Leon Stewart, 1925-2010, Rochester, was a volunteer at FCHS, and was named RSVP Volunteer of the Year in 1995. He donated thousands of hours, working as a carpenter for FCHS, Habitat for Humanity and other non-profits. He helped remodel and repair several buildings at FCHS, including the Polke house. Leon’s son Kevin Stewart did the landscaping for the memorial.

Craig Welding of Mentone donated the metal plaque with the names and dates.

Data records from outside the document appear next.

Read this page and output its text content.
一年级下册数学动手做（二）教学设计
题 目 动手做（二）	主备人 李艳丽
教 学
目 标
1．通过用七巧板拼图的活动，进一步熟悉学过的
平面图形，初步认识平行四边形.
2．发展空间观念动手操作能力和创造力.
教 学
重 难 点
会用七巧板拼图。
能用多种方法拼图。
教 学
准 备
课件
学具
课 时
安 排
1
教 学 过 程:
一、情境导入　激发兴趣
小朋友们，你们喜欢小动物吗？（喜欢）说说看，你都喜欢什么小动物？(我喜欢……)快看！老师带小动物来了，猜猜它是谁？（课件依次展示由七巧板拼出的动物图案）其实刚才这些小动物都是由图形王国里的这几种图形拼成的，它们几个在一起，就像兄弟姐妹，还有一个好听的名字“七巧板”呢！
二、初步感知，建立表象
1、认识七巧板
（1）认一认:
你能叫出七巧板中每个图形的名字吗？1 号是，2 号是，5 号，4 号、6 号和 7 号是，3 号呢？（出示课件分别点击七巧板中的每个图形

Rochester - 37th Trail of Courage will be Sept. 15-16, 2012

The 37th annual Trail of Courage Living History Festival will be held Sept. 15-16 at Fulton County Historical Society grounds four miles north of Rochester on US 31 and Tippecanoe River. Hours are 10 a.m. - 6 p.m. Saturday and 10 a.m. - 4 p.m. Sunday. Frontier Indiana comes alive with music and dance on two stages, Indian dances, pre-1840 crafts and trading, foods cooked over wood fires, contests, muzzleloader shoots, cannon demo, fur trade skit, and canoe rides on Tippecanoe River. Admission $6 adults, $2 children 6 to 11, free for children age 5 and under. Contact Fulton County Museum at 574-223-4436 or


The grounds are handicapped accessible. Trams pulled by tractors offer free rides from the museum and parking field to the admissions booth. There are many benches to sit on, with seating capacity at each stage and the Indian dance arena of about 200 each place.

New this year: dedication of iron teepee memorial for Chief White Eagle and four other men on Sat. evening, Huck and Biscuit the burro.